How do you maintain a healthy balance?

I'm 25 and just recently learned that qualifies me as a "millenial".

One of my favorite books from this year was One Day by David Nicholls.

I'm in the last book of the Millenium trilogy which I'm also loving.

I reread Harry Potter & the Deathly Hallows as well.
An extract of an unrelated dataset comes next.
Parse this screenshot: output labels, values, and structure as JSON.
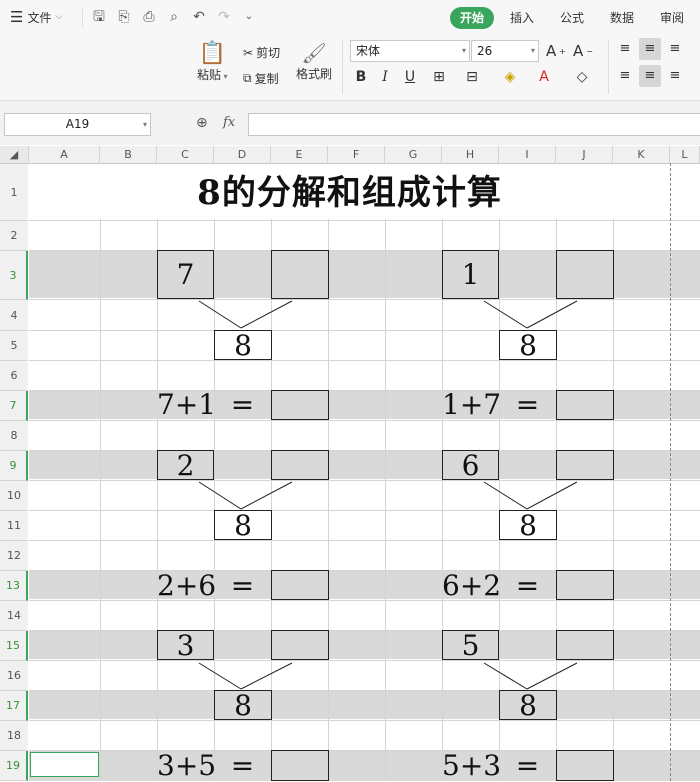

I couldn't believe how much I forgot from my first reading!

This list is giving me some ideas about what to read next! Thanks!

Hello! I hope lots of millennials read this: my favorite book this year which has now been placed in my top 10 favorite books of all time was The Tender Bar by J.R. Moehringer. It's the most wonderful memoir...and the quality of writing left me speechless. Honestly. If you haven't experienced this book, please please please pick up a copy! You'll love it, I swear.